In other cases, depending on overall hull shape and the many other factors that come into play, the bulb can cause what some might consider to be an unwelcome amount of noisy pounding or slapping while going to weather in rougher seas – especially with the smaller yachts. In order to make the ride as quiet as possible, bow bulbs are not fitted on Nordhavn’s current smaller models. Even though a bow bulb would certainly bring an improvement to the lifetime fuel economy of the N55, N47 and other smaller boats, it was decided that the benefits were not worth building a boat that some might find noisier than they’d like.
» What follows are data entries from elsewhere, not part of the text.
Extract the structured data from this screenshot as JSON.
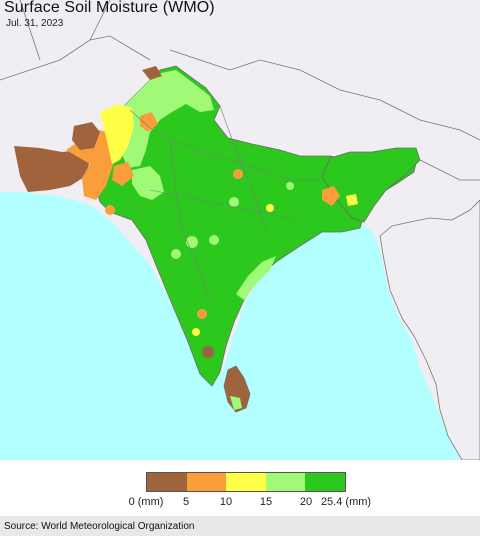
{
  "map": {
    "title": "Surface Soil Moisture (WMO)",
    "date": "Jul. 31, 2023",
    "colors": {
      "ocean": "#b3ffff",
      "outside_region": "#f0eef2",
      "border": "#888888"
    }
  },
  "legend": {
    "unit": "(mm)",
    "classes": [
      {
        "range": "0-5",
        "color": "#a0643c"
      },
      {
        "range": "5-10",
        "color": "#fa9e3c"
      },
      {
        "range": "10-15",
        "color": "#ffff46"
      },
      {
        "range": "15-20",
        "color": "#a0fa78"
      },
      {
        "range": "20-25.4",
        "color": "#2dc81e"
      }
    ],
    "ticks": [
      "0 (mm)",
      "5",
      "10",
      "15",
      "20",
      "25.4 (mm)"
    ]
  },
  "source": "Source: World Meteorological Organization"
}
At present the bulbous bow is offered as an option on all the larger Nordhavns, stating with the N76 (and it is standard on the new N120, where tank testing points to a wave reduction of at least 10%). Specific cruising habits and locations might influence a buyer’s decision to include a bulbous bow, and most of the larger boats do end up leaving the factory with a bulb attached. In fact, every N86 to date has been built with a bow bulb.

While the advantages of a bulbous bow are evident and well documented, we really are just beginning to scratch the surface concerning how these appendages can be designed and used specifically for our kind of boat. Computer modeling is being used by naval architects as a low-cost method to search out possible winning designs that can later be invested in for actual tank testing. Cross-sectional area, shape, length and other factors can all be tweaked to produce different results to bring out a bulbous bow’s advantages while minimizing its detractors.

And if you’re in a hurry, you can always take your current boat down the boat yard and have an aftermarket bow bulb fitted, which is not at all uncommon. Just remember that it’s down there before dropping anchor!

Mike Telleria is P.A.E.’s technical writer, responsible for creating the thoroughly detailed, superbly informative and highly coveted Owner’s Manual that accompanies each new boat. Mike holds a degree in marine systems engineering from the U.S. Merchant Marines Academy as well as an unlimited U.S.Coast Guard 3rd Assistant Engineer's license. Prior to joining Nordhavn, Mike served as editor of popular boating magazines such as Lakeland Boating, Go Boating, and Sea magazine.